Сначала как тихий шелест, вкрадывающийся в громоподобный рокот геологических коллизий. Потом как ядовитое шипение миллионов змей в яме для казни. А потом на маленького мышонка в его норке наступил слон.

Как вагонетка американских горок проваливается на крутом спуске и душа подлетает к макушке, так и мы в своём убежище ощутили, как со вздохом километровых мехов провалилась земля и масса Мирового океана на мгновение повисла над нашими головами. «Остановите Землю, я сойду!» Накаркали… Вжавшиеся в металлический пол капсулы, мы — замершие, раздавленные, беспомощные зверьки. Лишь сузившиеся от ужаса глаза приклеились к шкале давления, где стрелка, описав полный круг, медленно откатывается назад.
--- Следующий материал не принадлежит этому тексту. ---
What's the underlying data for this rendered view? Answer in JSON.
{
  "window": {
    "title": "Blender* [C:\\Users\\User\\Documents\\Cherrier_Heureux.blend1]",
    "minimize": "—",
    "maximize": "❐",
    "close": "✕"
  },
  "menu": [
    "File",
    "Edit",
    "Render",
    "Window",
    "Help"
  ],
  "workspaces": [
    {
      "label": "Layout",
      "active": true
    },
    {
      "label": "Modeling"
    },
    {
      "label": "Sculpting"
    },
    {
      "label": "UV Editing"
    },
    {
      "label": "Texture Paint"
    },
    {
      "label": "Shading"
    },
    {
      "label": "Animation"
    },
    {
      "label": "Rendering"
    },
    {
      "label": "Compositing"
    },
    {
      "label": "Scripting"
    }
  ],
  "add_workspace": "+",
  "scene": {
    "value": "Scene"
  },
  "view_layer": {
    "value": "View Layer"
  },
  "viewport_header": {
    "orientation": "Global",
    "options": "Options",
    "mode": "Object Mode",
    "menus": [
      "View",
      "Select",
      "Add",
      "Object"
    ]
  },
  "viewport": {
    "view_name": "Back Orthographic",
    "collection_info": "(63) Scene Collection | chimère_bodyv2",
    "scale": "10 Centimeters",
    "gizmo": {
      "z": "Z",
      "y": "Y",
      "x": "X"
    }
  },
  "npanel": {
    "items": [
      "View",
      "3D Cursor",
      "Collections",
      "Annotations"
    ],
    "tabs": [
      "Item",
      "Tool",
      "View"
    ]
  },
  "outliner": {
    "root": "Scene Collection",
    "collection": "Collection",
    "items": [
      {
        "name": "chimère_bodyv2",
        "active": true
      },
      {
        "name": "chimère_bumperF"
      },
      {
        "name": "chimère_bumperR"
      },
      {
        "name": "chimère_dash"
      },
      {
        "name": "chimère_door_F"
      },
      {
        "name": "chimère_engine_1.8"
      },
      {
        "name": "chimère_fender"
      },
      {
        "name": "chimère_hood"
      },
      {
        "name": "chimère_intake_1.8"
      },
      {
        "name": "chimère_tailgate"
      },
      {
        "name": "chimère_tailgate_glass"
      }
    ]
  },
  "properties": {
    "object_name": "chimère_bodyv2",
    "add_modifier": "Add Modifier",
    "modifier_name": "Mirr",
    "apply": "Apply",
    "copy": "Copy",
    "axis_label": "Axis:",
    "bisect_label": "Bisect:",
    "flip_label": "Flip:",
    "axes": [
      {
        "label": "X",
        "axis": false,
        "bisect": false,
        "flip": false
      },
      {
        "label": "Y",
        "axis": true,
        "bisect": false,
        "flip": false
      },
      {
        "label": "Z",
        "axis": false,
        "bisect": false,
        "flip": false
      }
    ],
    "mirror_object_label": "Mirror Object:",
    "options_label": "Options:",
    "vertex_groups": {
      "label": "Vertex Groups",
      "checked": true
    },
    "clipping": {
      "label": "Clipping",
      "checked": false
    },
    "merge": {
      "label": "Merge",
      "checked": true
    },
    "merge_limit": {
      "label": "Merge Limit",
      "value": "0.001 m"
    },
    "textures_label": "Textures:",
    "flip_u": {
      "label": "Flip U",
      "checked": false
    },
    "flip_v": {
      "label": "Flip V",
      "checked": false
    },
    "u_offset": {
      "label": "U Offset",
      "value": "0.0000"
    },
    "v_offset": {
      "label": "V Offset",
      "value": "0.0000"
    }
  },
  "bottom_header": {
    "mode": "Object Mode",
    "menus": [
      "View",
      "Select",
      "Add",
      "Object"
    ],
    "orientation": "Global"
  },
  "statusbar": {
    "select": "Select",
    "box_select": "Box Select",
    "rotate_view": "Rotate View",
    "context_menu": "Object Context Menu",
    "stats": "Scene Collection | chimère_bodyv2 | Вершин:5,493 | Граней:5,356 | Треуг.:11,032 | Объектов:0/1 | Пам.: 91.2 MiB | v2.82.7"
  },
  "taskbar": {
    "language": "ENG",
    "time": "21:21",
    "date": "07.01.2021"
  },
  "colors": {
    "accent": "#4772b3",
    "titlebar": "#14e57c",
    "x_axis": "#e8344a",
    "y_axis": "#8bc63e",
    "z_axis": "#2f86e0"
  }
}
Слон уходит. Мы не видим его, но знаем, чувствуем макушками, кончиками пальцев, всем осатаневшим от ужаса существом. Дети спят.

— Уже сорок. Тридцать пять… Тридцать метров… Ну, давай же. Давай ещё! Двадцать пять… — стрелка качнулась. — Тридцать. Нет! Тридцать пять. Сорок… Да что там происходит?! — Игорь, схватившись руками за консоль, впился взглядом в шкалу.

В этот момент почему-то вспомнился один день, даже скорее миг, запечатлевшийся негативом на сетчатке моих глаз; ощущение, застрявшее в какой-то из клеточек тела:

«Солнце — как ярко-оранжевые брызги апельсина. И грозовая тьма, заполнившая полнеба. Шипение близких молний и рокот потоков воды, заливающих всё вокруг. И страх. Страх мелкой твари, застигнутой врасплох посреди поля плотоядным тиранозавром. Стихии не знают гнева, их ярость не направлена никуда. Молнии убивают людей, и оранжевое солнце свидетельствует


пусть будет пожар

мятущийся огненный вихрь

который спасёт нас от тьмы

но ведаем ли мы

что останется на пепелище

после этой войны

Чёрные шары, Чёрные шары».


Стихии не знают гнева.

О чём думает шестилетний мальчишка, едущий на самокате, когда приходит Конец Времён? Он думает о том, что если бы асфальт был более гладким, его самокат летел бы вперёд быстрее.

Когда Конец Времён пронизывает нимб Земли, о чём думает птица, клюющая свой корм? Она клюёт свой корм.

Как гибнет животное? Оно гибнет без страха, в чистоте отчаяния.

Как гибнет человек? Он гибнет в грязи паники, скрежеща зубами от бессилия и страдая.

Что бы ни происходило сейчас там, наверху, но я больше не хотел быть ни животным, ни человеком. Вселенная не умеет плакать.


— Пора! — Игорь замешкался на мгновение. Там, за его спиной, в сгустках теней от кресел и мерцании красных лампочек, было дорогое. «Как же славно жить вне времени!» — наверное, думал он в этот момент. Я почти уверен, что он думал именно так. — Пора.

Капсула представляла собой абсолютную сферу с небольшим балластом в нижней части. И, по расчётам, мы должны были пузырём выскочить на поверхность новоиспечённого Мирового океана и оставаться там, сколько потребуется, будучи минимально уязвимыми для стихий. Сейчас мы понимали только одно — выскочив из убежища слишком рано, мы станем заложниками центрифуги и случайных факторов.